Co rok, w trzeci poniedziałek stycznia, Amerykanie świętują urodziny Martina Luthera Kinga. Właśnie jemu czarnoskórzy mieszkańcy USA zawdzięczają równouprawnienie. Martin Luther King urodził się 15 stycznia 1929 roku w Atlancie w stanie Georgia, gdzie jedynym publicznym miejscem, w którym można było spotkać białych i czarnych Amerykanów były dworce kolejowe i autobusowe.
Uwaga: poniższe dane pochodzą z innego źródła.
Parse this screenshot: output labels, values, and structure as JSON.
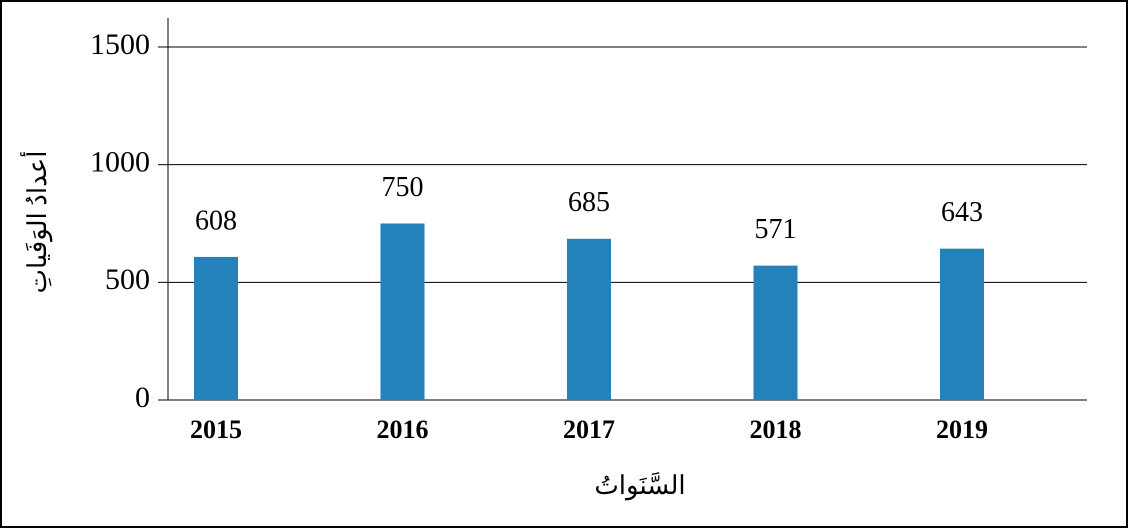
{
  "chart_data": {
    "type": "bar",
    "categories": [
      "2015",
      "2016",
      "2017",
      "2018",
      "2019"
    ],
    "values": [
      608,
      750,
      685,
      571,
      643
    ],
    "color": "#2581ba",
    "x_label": "السَّنَواتُ",
    "y_label": "أعدادُ الوَفَياتِ",
    "ylim": [
      0,
      1500
    ],
    "yticks": [
      0,
      500,
      1000,
      1500
    ],
    "grid": true
  }
}
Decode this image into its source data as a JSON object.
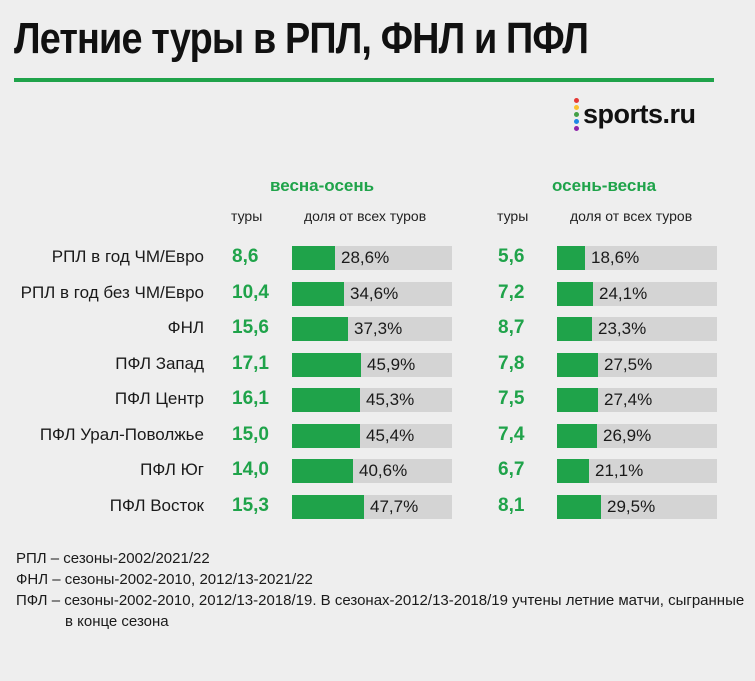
{
  "title": "Летние туры в РПЛ, ФНЛ и ПФЛ",
  "brand": "sports.ru",
  "brand_dot_colors": [
    "#e53935",
    "#fbc02d",
    "#43a047",
    "#1e88e5",
    "#8e24aa"
  ],
  "chart_data": {
    "type": "table",
    "title": "Летние туры в РПЛ, ФНЛ и ПФЛ",
    "categories": [
      "РПЛ в год ЧМ/Евро",
      "РПЛ в год без ЧМ/Евро",
      "ФНЛ",
      "ПФЛ Запад",
      "ПФЛ Центр",
      "ПФЛ Урал-Поволжье",
      "ПФЛ Юг",
      "ПФЛ Восток"
    ],
    "groups": [
      {
        "name": "весна-осень",
        "tours_header": "туры",
        "share_header": "доля от всех туров",
        "tours": [
          "8,6",
          "10,4",
          "15,6",
          "17,1",
          "16,1",
          "15,0",
          "14,0",
          "15,3"
        ],
        "shares": [
          "28,6%",
          "34,6%",
          "37,3%",
          "45,9%",
          "45,3%",
          "45,4%",
          "40,6%",
          "47,7%"
        ],
        "share_values": [
          28.6,
          34.6,
          37.3,
          45.9,
          45.3,
          45.4,
          40.6,
          47.7
        ]
      },
      {
        "name": "осень-весна",
        "tours_header": "туры",
        "share_header": "доля от всех туров",
        "tours": [
          "5,6",
          "7,2",
          "8,7",
          "7,8",
          "7,5",
          "7,4",
          "6,7",
          "8,1"
        ],
        "shares": [
          "18,6%",
          "24,1%",
          "23,3%",
          "27,5%",
          "27,4%",
          "26,9%",
          "21,1%",
          "29,5%"
        ],
        "share_values": [
          18.6,
          24.1,
          23.3,
          27.5,
          27.4,
          26.9,
          21.1,
          29.5
        ]
      }
    ],
    "bar_max": 100
  },
  "footnotes": [
    "РПЛ – сезоны-2002/2021/22",
    "ФНЛ – сезоны-2002-2010, 2012/13-2021/22",
    "ПФЛ – сезоны-2002-2010, 2012/13-2018/19. В сезонах-2012/13-2018/19 учтены летние матчи, сыгранные в конце сезона"
  ],
  "colors": {
    "accent": "#1fa34a",
    "track": "#d4d4d4",
    "background": "#eeeeee"
  }
}
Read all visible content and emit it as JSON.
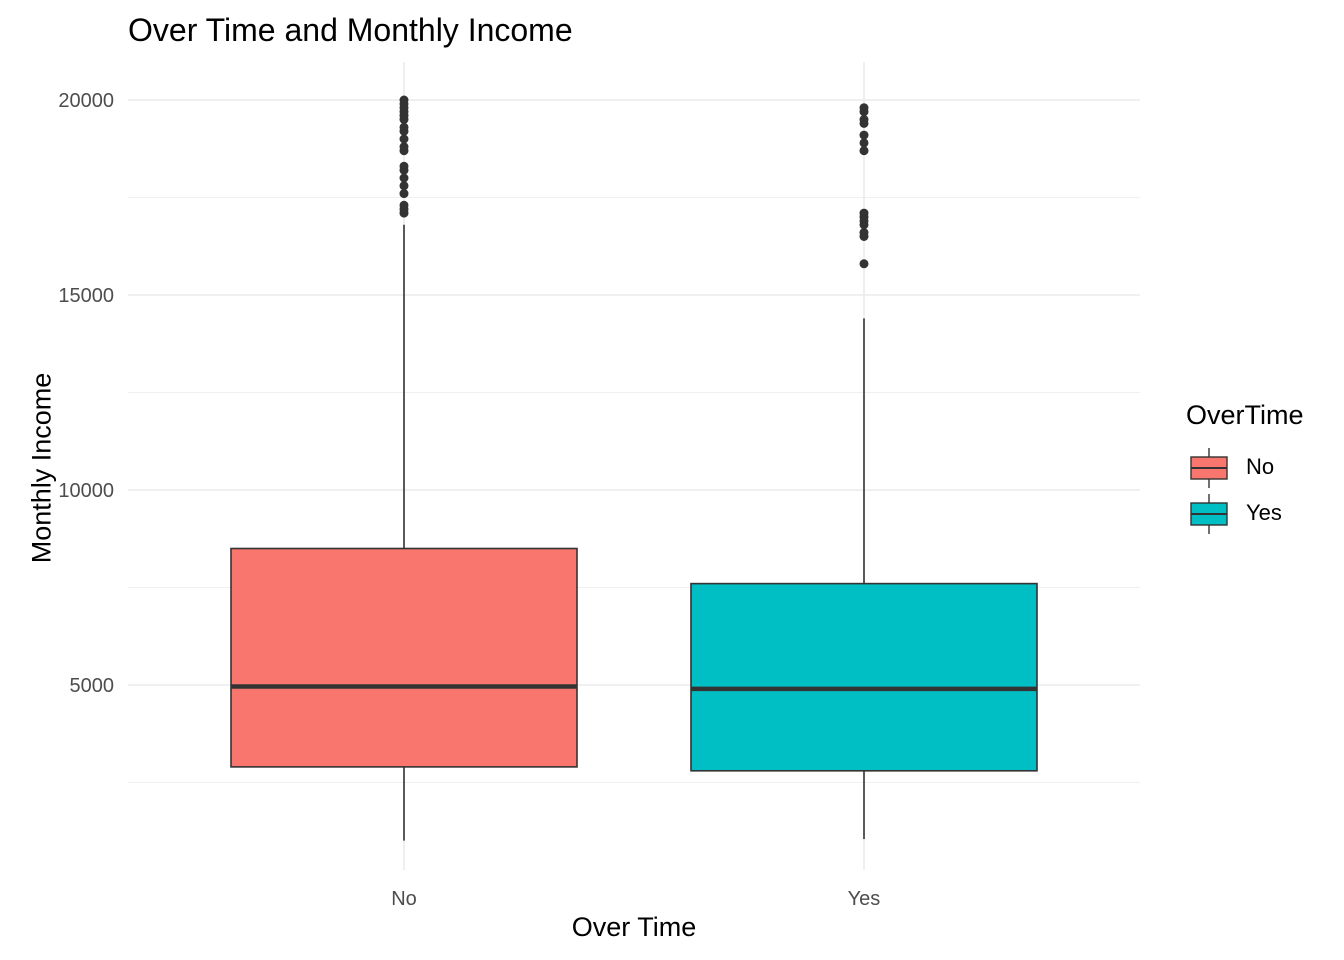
{
  "chart_data": {
    "type": "box",
    "title": "Over Time and Monthly Income",
    "xlabel": "Over Time",
    "ylabel": "Monthly Income",
    "ylim": [
      0,
      20900
    ],
    "yticks": [
      5000,
      10000,
      15000,
      20000
    ],
    "grid": true,
    "legend": {
      "title": "OverTime",
      "position": "right"
    },
    "categories": [
      "No",
      "Yes"
    ],
    "series": [
      {
        "name": "No",
        "color": "#F8766D",
        "min": 1009,
        "q1": 2900,
        "median": 4960,
        "q3": 8500,
        "upper_whisker": 16800,
        "outliers": [
          17100,
          17200,
          17300,
          17600,
          17800,
          18000,
          18200,
          18300,
          18700,
          18800,
          19000,
          19200,
          19300,
          19500,
          19600,
          19700,
          19800,
          19900,
          20000
        ]
      },
      {
        "name": "Yes",
        "color": "#00BFC4",
        "min": 1050,
        "q1": 2800,
        "median": 4900,
        "q3": 7600,
        "upper_whisker": 14400,
        "outliers": [
          15800,
          16500,
          16600,
          16800,
          16900,
          17000,
          17100,
          18700,
          18900,
          19100,
          19400,
          19500,
          19700,
          19800
        ]
      }
    ]
  }
}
King wzorował się na działalności hinduskiego bojownika o wolność, Mahatmy Gandhiego, który wzywał do walki bez używania przemocy. Wielokrotnie siedział w więzieniu. W 1960 roku, za Kingiem ujął się kandydat na prezydenta John Fitzgerald Kennedy. Historycy twierdzą, że dzięki temu, Kennedy zyskał głosy czarnych Amerykanów w wielkich stanów północnych. 28 sierpnia 1963 roku, ponad dwieście tysięcy czarnych i 50 tysięcy białych Amerykanów przemaszerowało pod pomnik Abrahama Lincolna domagając się równych praw. Martin Luther King wygłosił słynne przemówienie: „Miałem sen, że pewnego dnia, na ociekających krwią wzgórzach Georgii, synowie byłych niewolników i synowie byłych właścicieli niewolników będą mogli usiąść razem za stołem braterstwa. Miałem sen, że pewnego dnia nawet stan Missisipi, stan palący żarem niesprawiedliwości, palący żarem ucisku, zamieni się w oazę wolności i sprawiedliwości. Miałem taki sen”. Pięć lat później, 4 stycznia 1968 roku, Martina Luthera Kinga trafiła kula snajpera. Pastor miał 39 lat. Zginął na balkonie hotelu w Memphis. Zabójca, James Earl Ray został aresztowany w Londynie i skazany na 99 lat więzienia.